The associates over which the Group exercises significant influence but not effective control, which

are not jointly controlled entities, were accounted for using the equity method.

Significant influence is generally deemed to be exercised over companies which are between 20%

and 50% owned. In particular, although the ownership interest in Compañía Logística de

Hidrocarburos CLH, S.A. is lower than 20%, significant influence is exercised because, among other

factors, the CEPSA Group is present on its Board of Directors and there is a high volume of

commercial operations between them.

Any excess of the acquisition cost of the consolidated Group over the fair value of their net assets

(assets acquired less liabilities assumed) at the date of acquisition is included under “Goodwill”. Any

deficiency of the acquisition cost of the consolidated subsidiaries below the fair value of their net

assets is recognised in the consolidated income statements.
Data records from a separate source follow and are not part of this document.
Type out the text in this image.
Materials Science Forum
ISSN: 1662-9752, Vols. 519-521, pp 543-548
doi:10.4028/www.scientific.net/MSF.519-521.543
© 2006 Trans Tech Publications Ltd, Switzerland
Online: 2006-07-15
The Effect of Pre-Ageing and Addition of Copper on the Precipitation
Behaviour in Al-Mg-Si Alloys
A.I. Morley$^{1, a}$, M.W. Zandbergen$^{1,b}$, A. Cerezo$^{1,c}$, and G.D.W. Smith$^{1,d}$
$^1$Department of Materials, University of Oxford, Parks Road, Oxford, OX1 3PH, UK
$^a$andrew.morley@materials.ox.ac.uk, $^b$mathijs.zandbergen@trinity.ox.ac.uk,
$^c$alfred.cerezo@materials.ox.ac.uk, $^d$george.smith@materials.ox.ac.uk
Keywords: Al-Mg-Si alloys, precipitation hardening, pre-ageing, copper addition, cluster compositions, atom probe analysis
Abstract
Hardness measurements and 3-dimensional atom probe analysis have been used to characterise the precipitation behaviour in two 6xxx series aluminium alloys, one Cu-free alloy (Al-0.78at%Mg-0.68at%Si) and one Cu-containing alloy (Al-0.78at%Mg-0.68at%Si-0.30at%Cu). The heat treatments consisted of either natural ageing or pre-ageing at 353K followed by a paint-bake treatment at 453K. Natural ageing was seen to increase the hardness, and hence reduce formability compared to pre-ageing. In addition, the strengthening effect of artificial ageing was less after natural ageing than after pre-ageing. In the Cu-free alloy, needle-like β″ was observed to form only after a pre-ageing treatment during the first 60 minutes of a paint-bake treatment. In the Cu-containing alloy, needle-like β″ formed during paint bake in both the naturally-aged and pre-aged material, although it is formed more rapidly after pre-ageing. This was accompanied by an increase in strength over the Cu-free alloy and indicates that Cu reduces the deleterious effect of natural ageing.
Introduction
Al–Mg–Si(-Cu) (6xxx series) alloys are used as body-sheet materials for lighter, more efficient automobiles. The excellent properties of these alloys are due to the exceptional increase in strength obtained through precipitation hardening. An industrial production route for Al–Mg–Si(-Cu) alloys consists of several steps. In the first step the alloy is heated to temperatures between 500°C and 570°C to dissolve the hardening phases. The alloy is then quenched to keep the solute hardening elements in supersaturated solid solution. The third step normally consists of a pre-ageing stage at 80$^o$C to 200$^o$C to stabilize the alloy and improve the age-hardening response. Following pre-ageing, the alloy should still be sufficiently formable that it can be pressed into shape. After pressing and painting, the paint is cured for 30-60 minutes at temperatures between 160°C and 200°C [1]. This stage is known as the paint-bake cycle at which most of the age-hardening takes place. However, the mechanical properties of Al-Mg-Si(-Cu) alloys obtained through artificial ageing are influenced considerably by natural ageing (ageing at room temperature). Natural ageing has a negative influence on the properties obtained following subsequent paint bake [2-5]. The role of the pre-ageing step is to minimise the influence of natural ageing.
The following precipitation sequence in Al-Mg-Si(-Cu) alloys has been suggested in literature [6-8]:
All material balances, transactions and results between the fully consolidated companies were

eliminated on consolidation. The balances, income, expenses and results from transactions with

proportionately consolidated companies were also eliminated based on the percentage of

ownership. In addition, the accounting policies and procedures used by the Group companies were

unified with those applied by the Parent, and all accounting policies and measurement bases with a

significant effect on the consolidated financial statements were applied.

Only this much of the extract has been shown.